The Odor of Neglect
Published: Tuesday, September 24, 2013
Updated: Tuesday, September 24, 2013 01:09
Although the university has emphasized on-campus housing of late, neglected mold problems in many dormitories stand only to dampen the mood of residential life on the Hilltop.
While Housing and Facilities often responds promptly to extreme mold issues, minor situations are left for students to handle. Students dealing with minor mold issues, which arise from collections of moisture and poor ventilation, are told to refer to online instructions from the Center for Disease Control and Prevention. Some have said that clearing mold themselves has caused allergic reactions, including hives. The reporting process for students can prove difficult; maintenance workers have reportedly simply painted over the mold in some instances instead of fully removing it.

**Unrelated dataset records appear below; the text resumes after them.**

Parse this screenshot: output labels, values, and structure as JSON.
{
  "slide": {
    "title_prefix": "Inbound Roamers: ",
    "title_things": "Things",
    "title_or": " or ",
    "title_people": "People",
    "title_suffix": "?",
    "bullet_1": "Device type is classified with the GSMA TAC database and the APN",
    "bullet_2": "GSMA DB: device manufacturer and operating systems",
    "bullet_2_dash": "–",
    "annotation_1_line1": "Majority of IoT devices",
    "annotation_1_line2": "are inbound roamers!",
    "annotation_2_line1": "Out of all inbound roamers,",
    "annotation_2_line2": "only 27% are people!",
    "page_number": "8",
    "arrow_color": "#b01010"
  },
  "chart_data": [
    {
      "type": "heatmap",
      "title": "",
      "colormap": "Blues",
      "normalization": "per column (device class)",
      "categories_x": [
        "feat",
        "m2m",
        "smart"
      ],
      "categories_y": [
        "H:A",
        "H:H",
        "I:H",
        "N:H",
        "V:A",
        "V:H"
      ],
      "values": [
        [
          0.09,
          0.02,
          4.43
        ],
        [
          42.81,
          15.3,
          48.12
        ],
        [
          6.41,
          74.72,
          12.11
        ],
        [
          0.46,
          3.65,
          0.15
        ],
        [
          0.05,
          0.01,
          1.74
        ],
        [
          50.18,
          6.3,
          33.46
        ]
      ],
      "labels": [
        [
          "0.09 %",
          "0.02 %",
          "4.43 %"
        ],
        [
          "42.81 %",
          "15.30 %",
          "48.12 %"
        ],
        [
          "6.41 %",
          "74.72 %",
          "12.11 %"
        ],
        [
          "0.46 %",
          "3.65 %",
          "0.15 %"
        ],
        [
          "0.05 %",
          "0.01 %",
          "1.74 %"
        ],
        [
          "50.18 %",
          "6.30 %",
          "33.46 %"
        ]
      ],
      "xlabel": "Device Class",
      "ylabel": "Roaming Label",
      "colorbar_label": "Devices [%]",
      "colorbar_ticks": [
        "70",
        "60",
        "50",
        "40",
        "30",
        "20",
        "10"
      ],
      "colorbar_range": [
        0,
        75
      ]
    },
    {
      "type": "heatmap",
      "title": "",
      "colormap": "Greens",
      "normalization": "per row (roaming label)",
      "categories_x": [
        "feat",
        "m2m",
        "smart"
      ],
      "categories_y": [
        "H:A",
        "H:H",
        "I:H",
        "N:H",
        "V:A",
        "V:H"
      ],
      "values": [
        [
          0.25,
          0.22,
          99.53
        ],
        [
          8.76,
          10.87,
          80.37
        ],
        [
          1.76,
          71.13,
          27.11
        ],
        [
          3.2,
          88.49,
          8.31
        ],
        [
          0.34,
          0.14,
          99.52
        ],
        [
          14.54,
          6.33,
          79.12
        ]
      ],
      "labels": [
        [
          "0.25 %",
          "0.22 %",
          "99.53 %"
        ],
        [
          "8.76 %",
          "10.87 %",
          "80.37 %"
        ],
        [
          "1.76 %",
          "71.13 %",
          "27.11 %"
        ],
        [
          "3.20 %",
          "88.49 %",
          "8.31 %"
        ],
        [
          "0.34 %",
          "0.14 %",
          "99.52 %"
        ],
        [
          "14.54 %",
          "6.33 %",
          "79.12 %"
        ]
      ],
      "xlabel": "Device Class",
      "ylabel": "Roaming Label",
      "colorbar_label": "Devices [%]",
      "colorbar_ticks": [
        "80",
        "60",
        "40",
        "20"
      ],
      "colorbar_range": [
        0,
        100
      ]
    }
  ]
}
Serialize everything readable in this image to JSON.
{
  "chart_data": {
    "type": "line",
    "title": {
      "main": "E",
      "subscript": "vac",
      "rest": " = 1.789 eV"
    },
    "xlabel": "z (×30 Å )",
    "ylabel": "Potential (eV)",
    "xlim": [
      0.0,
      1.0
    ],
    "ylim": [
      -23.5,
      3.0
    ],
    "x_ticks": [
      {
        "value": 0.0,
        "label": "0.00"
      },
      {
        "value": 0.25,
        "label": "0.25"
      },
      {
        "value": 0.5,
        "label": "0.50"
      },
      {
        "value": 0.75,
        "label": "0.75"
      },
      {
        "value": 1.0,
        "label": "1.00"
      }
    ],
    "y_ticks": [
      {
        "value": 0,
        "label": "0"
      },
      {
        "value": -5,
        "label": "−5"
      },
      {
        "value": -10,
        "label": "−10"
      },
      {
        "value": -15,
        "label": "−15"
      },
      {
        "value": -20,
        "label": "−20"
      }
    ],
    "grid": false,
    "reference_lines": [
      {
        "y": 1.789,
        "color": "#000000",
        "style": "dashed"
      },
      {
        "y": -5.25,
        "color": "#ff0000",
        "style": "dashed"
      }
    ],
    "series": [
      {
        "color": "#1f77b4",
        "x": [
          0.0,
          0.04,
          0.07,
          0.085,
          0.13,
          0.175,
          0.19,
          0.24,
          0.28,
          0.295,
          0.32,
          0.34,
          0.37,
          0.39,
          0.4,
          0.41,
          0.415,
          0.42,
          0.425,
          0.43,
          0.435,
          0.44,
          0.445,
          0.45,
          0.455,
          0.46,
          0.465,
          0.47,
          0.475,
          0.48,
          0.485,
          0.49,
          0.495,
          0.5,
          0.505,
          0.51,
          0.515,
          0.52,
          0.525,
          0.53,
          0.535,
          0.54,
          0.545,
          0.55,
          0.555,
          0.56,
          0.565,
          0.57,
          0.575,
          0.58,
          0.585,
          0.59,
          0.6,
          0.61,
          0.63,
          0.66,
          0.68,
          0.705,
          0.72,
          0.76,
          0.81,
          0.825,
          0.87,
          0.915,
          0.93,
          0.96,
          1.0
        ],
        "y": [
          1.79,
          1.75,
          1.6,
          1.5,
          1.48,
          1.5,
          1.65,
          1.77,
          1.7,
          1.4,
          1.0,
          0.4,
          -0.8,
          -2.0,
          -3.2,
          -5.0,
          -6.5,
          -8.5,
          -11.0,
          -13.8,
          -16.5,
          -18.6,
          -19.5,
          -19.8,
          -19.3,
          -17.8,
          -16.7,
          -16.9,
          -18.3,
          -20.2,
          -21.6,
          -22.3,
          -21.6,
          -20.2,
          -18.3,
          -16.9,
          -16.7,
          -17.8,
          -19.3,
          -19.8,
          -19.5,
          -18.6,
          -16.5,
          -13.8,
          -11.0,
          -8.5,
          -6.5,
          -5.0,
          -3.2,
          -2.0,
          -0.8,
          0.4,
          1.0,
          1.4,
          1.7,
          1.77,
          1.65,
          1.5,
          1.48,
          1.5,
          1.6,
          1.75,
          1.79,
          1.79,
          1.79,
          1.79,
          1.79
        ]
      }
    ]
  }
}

Residences are cleaned after summer program participants leave, though the result is not always spotless. This fall, half a dozen instances were reportedly so serious when students moved in that they had to be relocated for as long as a week until the problem could be resolved. This inconvenience is unfortunate, particularly at that time of year, but problems carrying on through September are more concerning. The university must do a better job surveying cleanliness in August so that students can depend on a clean residence upon arriving on the Hilltop.
Students are paying for maintenance services, and the convenience and competence of those services reflects directly on the university. It seems that the administration has been, at least for many mold-affected residents, neglectful landlords. If the university wants its on-campus housing to be attractive and safe for students, this must be addressed.